The ball point pen caught my attention in the early 40s. After years of dipping a steel pen into the glass ink well on my school desk, here was a revolutionary method of applying ink to writing paper. My eyes saw the first ball point pen containing four colors (blue, black, red and green) and each colored ball point could be slid into end of the pen. I was allowed to buy it and was in “Pig Heaven” unable to stop drawing colored designs. For those who remember the first “Bic” pens of the late 1950s will have memories of shirt pockets stained with the running ink. This problem was quickly solved with the retractable ball point.

The wonder in 1947 was the viewing of President Harry Truman inauguration. My family went to the neighbor’s house to see our first black and white television broadcast on a tiny screen. The screen may have been small, but the picture was a marvel created by modern technology. It was many years later that wrestling on television was replaced by CNN which brought news from around the world into our living room in living color.

I can not pinpoint the exact date, but it was sometime in the late 1960s and during the hippy era that saw my first Lava Lamp. I was mesmerized by the rising and fall globs of wax in the colored liquid. “How do they do that?’ was my first reaction. Now 40 years later you may still purchase a Lava Lamp in most novelty stores.
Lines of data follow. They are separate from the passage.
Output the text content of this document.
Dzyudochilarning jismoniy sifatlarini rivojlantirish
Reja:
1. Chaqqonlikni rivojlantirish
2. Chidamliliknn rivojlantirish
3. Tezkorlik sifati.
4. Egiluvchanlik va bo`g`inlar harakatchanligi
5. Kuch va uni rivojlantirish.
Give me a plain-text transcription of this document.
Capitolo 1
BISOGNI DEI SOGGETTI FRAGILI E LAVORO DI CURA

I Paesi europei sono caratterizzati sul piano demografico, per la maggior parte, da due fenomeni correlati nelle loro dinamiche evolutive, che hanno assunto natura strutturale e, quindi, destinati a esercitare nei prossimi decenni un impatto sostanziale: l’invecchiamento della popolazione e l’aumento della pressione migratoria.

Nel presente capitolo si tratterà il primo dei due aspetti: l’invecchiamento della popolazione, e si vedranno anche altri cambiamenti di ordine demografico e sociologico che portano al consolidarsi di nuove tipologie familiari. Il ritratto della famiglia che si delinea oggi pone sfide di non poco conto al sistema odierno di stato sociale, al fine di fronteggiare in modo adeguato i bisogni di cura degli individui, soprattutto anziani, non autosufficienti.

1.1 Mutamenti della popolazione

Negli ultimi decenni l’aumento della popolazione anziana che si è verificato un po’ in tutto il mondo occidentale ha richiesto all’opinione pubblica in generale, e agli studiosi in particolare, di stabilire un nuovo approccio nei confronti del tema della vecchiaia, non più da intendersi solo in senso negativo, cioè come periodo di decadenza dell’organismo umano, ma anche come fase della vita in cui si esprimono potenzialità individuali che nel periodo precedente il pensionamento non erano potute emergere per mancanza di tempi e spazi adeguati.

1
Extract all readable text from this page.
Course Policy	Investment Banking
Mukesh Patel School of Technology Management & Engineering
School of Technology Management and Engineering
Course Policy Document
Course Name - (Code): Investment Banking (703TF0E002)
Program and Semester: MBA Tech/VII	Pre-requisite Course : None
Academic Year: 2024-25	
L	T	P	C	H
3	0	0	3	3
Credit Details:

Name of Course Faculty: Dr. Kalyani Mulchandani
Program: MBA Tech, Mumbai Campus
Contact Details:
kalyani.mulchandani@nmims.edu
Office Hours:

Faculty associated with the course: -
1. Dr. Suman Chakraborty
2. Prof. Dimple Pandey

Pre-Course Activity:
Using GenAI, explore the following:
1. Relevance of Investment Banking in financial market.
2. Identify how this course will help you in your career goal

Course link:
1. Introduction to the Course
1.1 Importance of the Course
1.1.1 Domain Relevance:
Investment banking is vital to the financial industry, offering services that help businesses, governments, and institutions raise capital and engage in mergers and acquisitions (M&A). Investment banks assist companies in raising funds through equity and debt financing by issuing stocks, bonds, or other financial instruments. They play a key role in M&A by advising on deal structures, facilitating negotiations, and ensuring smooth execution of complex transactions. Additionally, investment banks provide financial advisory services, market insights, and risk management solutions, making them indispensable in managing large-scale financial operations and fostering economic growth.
However, no one has yet been able to explain to my satisfaction what makes the lava lamp work.

It was in the early 1970s that I saw my first touch-tone telephone. It was a far cry from my parent’s wall mounted wooden box with a bell-shaped receiver on the end of a black cord. There was a crank on the box which rang a bell to call the operator. Our house was connected to a party line and I must confess that it was a great temptation not to pick up the receiver and listen to our neighbor’s conversations. Then later the stand-up phone came along with a rotary dial. This telephone was soon replaced by one which had the mouth piece and receiver combined in one easily pick-up handle. I don’t have to tell you how the telephone has changed from the early days. No longer are we connected by copper wire, but are free to roam the world and still be connected to our friends and family. All this came about with the idea of Dick Tracy’s wrist phone and the Maxwell Smart’s need to contact CONTROL on his shoe phone.